Pusat Pengungsi Palawan menerima restu dari PBB dan diberikan dana untuk operasional. Mereka yang mendarat di kamp pengungsi di seluruh Asia secara otomatis menerima status pengungsi. Setelah bulan Maret 1989, PBB menolak untuk mengakui mereka sebagai pengungsi. Dari titik ini, status mereka menjadi “pencari suaka”, dengan sedikit harapan akan dipindahkan ke negara ketiga.

Keterangan Gambar: Pada tahun 1991, Guru Ching Hai berterima kasih kepada Nyonya Imelda R. Marcos (kiri) untuk pembukaan pintu Filipina terhadap pengungsi Au Lac.

Presiden Fidel Ramos ♥♥♥♥♥♥♥ Mengeluarkan Perintah untuk Memberikan Izin Tinggal Menetap kepada 5.000 orang Au Lac

Pada tahun 1995, Komisi Tinggi Perserikatan Bangsa-Bangsa untuk Pengungsi (UNHCR) memutuskan untuk menghentikan dana untuk kamp pengungsi di seluruh Asia. Beberapa negara mulai memberlakukan “pemulangan paksa” untuk mengirim pengungsi kembali ke rumah, bahkan dengan cara kekerasan. Banyak pengungsi yang memprotes perlakukan seperti ini. Beberapa orang bahkan melakukan tindakan bunuh diri.

Pada tanggal 9 Juni 1995, mendekati Hari Kemerdekaan Filipina yang ke-97 (tanggal 12 Juni), Presiden Fidel Ramos mengeluarkan perintah untuk memberikan izin tinggal dan menetap kepada 5.000 orang Au Lac yang memasuki negara tersebut sebelum tahun 1979. Segera setelah mendengar berita ini, Maha Guru Ching Hai yang telah bekerja tanpa lelah untuk membantu manusia perahu menemukan rumah, mengirim surat kepada Presiden Ramos dan pemerintah Filipina yang berisi ucapan selamat atas Hari Ulang Tahun Kemerdekaan dan atas prestasi yang telah mereka lakukan. Maha Guru, atas nama 5.000 pengungsi Au Lac, juga berterima kasih kepada mereka.

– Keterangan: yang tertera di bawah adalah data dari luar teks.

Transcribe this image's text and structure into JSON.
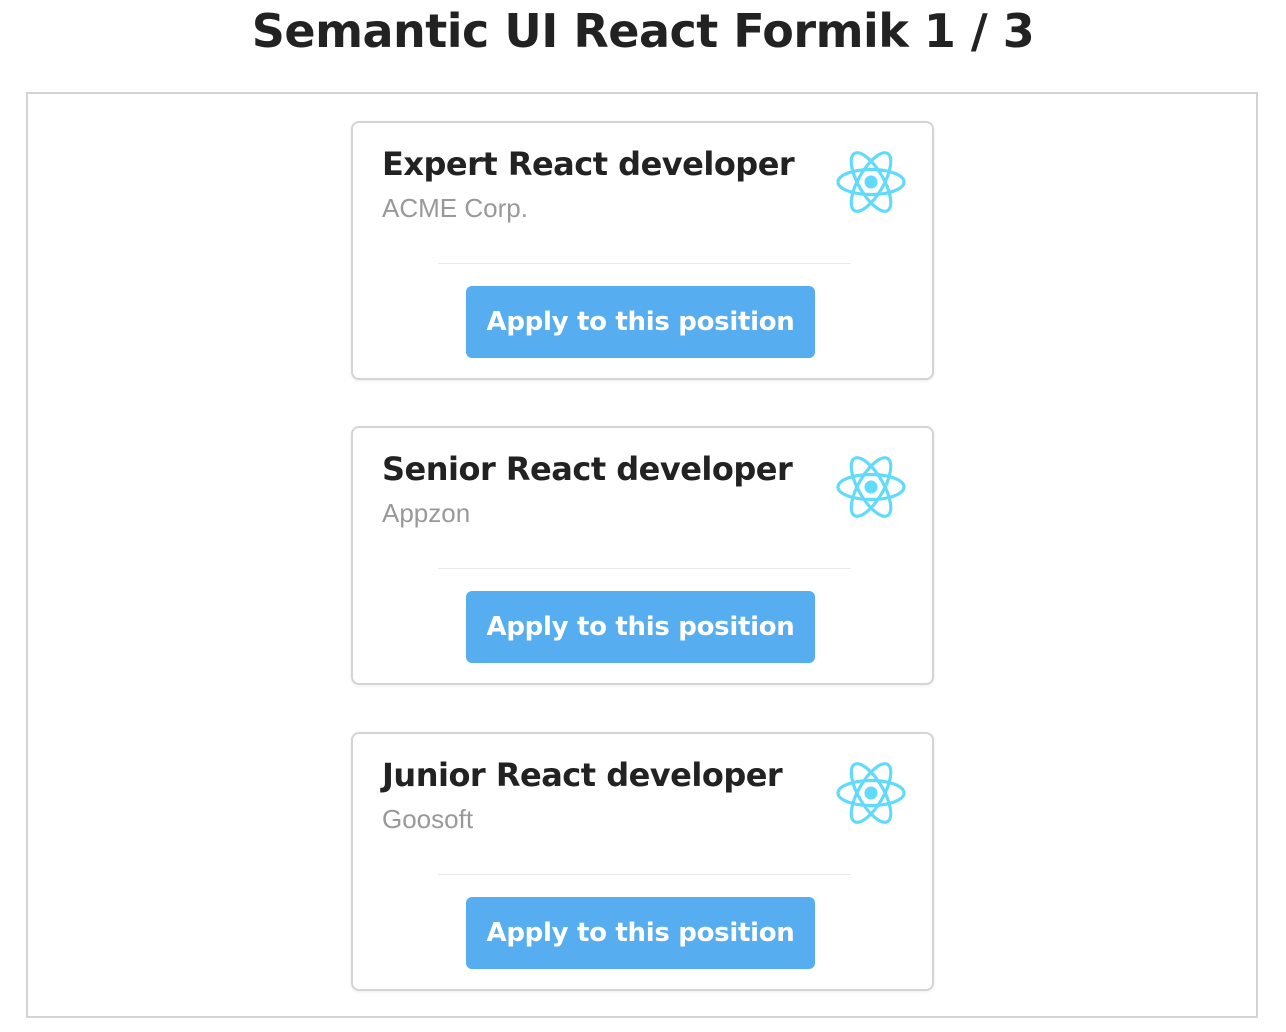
{
  "page": {
    "title": "Semantic UI React Formik 1 / 3"
  },
  "icons": {
    "logo": "react-logo-icon",
    "logo_color": "#61dafb"
  },
  "colors": {
    "button": "#56adef",
    "title_text": "#222222",
    "meta_text": "#999999"
  },
  "jobs": [
    {
      "title": "Expert React developer",
      "company": "ACME Corp.",
      "apply_label": "Apply to this position"
    },
    {
      "title": "Senior React developer",
      "company": "Appzon",
      "apply_label": "Apply to this position"
    },
    {
      "title": "Junior React developer",
      "company": "Goosoft",
      "apply_label": "Apply to this position"
    }
  ]
}
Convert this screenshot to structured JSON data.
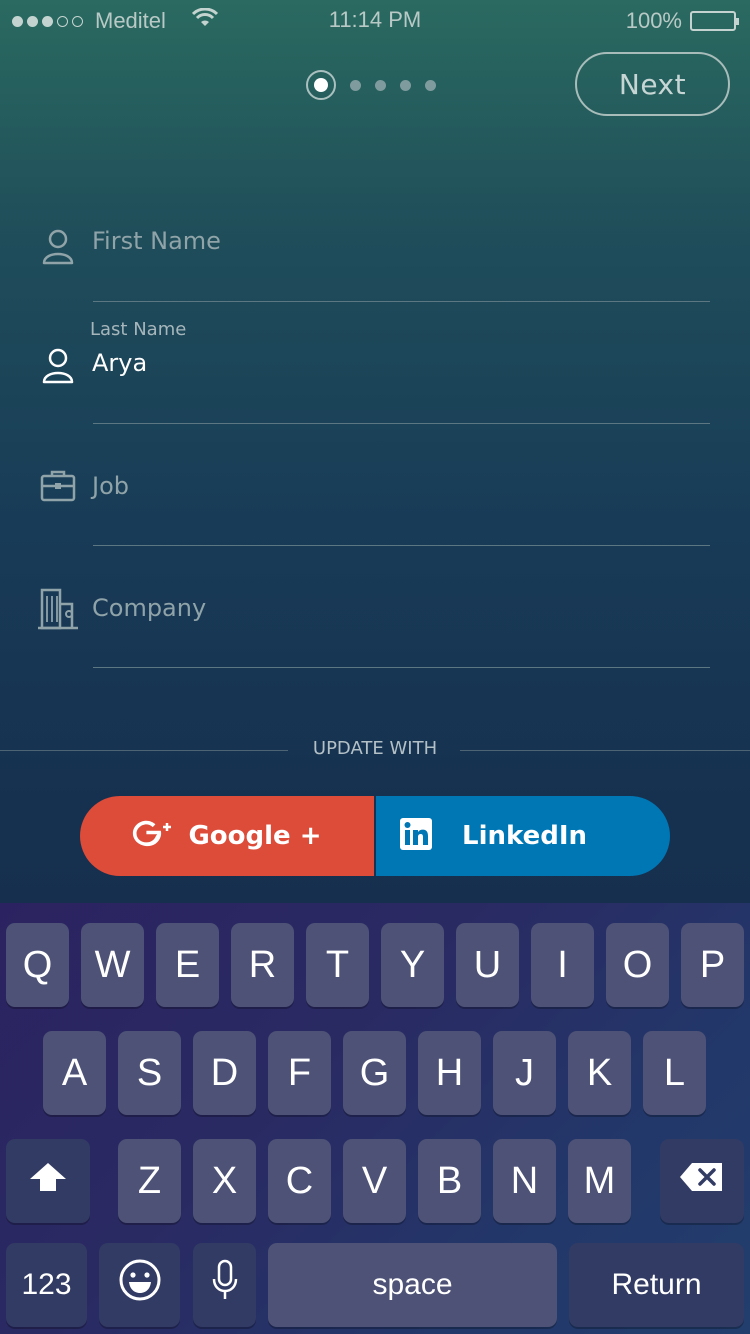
{
  "status_bar": {
    "carrier": "Meditel",
    "time": "11:14 PM",
    "battery": "100%",
    "signal_bars_filled": 3,
    "signal_bars_total": 5
  },
  "pager": {
    "current_page": 1,
    "total_pages": 5
  },
  "next_label": "Next",
  "form": {
    "first_name": {
      "placeholder": "First Name",
      "icon": "user-icon"
    },
    "last_name": {
      "label": "Last Name",
      "value": "Arya",
      "icon": "user-icon"
    },
    "job": {
      "placeholder": "Job",
      "icon": "briefcase-icon"
    },
    "company": {
      "placeholder": "Company",
      "icon": "building-icon"
    }
  },
  "update_with": "UPDATE WITH",
  "social": {
    "google_label": "Google +",
    "linkedin_label": "LinkedIn",
    "google_color": "#dd4b39",
    "linkedin_color": "#0077b5"
  },
  "keyboard": {
    "row1": [
      "Q",
      "W",
      "E",
      "R",
      "T",
      "Y",
      "U",
      "I",
      "O",
      "P"
    ],
    "row2": [
      "A",
      "S",
      "D",
      "F",
      "G",
      "H",
      "J",
      "K",
      "L"
    ],
    "row3": [
      "Z",
      "X",
      "C",
      "V",
      "B",
      "N",
      "M"
    ],
    "numbers_label": "123",
    "space_label": "space",
    "return_label": "Return"
  }
}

Ketika UNHCR menghentikan pendanaan untuk kamp, pemerintah Filipina berpikir untuk mengirimkan sisa pengungsi Au Lac kembali ke rumah. Pengungsi itu sendiri menolak pemulangan dan menjalani aksi mogok makan. Sekitar 700 pengungsi melarikan diri dari kamp pengungsi Palawan karena takut bahwa mereka akan dikapalkan kembali ke rumah. Banyak dari mereka yang belum dewasa tanpa keluarga dan mereka akan menjadi orang pertama yang dikirimkan kembali.

Gereja Katolik ♥♥♥♥♥♥♥ membantu pengungsi dan mengkritik pemerintah Filipina karena menelantarkan mereka. Meskipun mendapat tekanan internasional, Presiden Fidel Ramos memutuskan untuk membatalkan rencana pemulangan mereka, dan dia sebaliknya mengizinkan 2.600 “pencari suaka” untuk menetap dalam jangka waktu yang tak terbatas di negaranya di bawah pengawasan Gereja Katolik Roma. Dalam satu momen yang penting, Filipina menjadi negara satu-satunya di dunia yang menawarkan tempat kepada “pencari suaka” Au Lac.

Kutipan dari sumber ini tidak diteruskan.